The prince, many times deputy of Volterra (1896–1919) and senator of the Kingdom in 1919, was now assisted by his eldest son Giovanni (1899–1972), who was a doctor of chemistry, as general manager of establishments, and his youngest son Federico (1909–1975), who became Deputy director general and director of the research laboratory, which opened in 1938.

Following gaining independence from the Società Ligure Toscana di Elettricità and the Società Electrica Valdarno, the Società Boracifera di Larderello was subsequently merged into the SELT-Valdarno electric power company.

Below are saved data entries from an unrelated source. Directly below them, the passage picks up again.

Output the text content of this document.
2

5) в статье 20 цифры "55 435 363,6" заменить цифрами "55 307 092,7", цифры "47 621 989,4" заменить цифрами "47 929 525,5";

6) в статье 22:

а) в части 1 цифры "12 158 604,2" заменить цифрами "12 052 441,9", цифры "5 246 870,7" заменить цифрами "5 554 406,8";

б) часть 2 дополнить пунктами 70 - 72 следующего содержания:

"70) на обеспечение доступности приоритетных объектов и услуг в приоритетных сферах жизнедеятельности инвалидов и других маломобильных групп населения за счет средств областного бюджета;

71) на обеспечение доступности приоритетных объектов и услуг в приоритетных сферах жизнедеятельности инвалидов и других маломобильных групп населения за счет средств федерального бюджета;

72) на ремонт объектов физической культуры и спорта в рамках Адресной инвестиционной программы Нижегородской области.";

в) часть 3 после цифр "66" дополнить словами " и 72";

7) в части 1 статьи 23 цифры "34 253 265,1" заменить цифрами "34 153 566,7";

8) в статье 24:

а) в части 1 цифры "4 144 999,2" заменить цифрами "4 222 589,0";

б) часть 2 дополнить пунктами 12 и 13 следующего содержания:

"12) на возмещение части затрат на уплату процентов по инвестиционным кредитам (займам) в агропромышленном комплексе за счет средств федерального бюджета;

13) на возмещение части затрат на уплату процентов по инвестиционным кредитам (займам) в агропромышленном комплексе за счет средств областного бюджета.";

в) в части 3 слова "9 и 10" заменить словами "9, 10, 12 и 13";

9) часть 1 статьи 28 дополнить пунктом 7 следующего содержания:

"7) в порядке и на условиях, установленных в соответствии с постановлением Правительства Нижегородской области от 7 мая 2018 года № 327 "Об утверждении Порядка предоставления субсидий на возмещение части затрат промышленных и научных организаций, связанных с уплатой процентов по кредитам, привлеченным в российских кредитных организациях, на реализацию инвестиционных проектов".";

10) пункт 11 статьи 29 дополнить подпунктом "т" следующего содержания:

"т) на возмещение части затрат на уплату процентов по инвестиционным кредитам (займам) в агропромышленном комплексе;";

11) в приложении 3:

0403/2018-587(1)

After the signing of several agreements after 1932, the Società Boracifera di Larderello passed into the hands of the Ferrovie dello Stato in 1939. Despite the war, the Ferrovie dello Stato conducted further research into steam and electricity generation, with peak production of 900GWh in 1943.

==Death==
Piero Ginori Conti's status as a Grand Cross and Grand Cordon of the Order of Saints Maurice and Lazarus, and a Minister of State, earned him a state funeral, which was celebrated in the Basilica of Santa Maria del Fiore, in Florence, on 5 December 1939. He left his children a legacy worth 15 million liras (at the time) in real estate and securities.

==Family==
He was the son of Gino Ginori Conti, belonging to an old aristocratic family of Florence, and Pauline Fabbri. In 1894, he married Adriana de Larderel (1872–1925), daughter of Count Florestan and Marcella de Larderel (who was Piero's cousin), and heir to one of the most significant fortunes in Tuscany. After being widowered, he remarried to a French woman named Odette Guillemard. From the first marriage he had four sons and two daughters; from the second, a single daughter.

The prince was also a Rotarian in the early years of Rotary International in Italy. He became governor of the then District 46, in the year 1928-1929 as well as Chairman of the RC of Florence.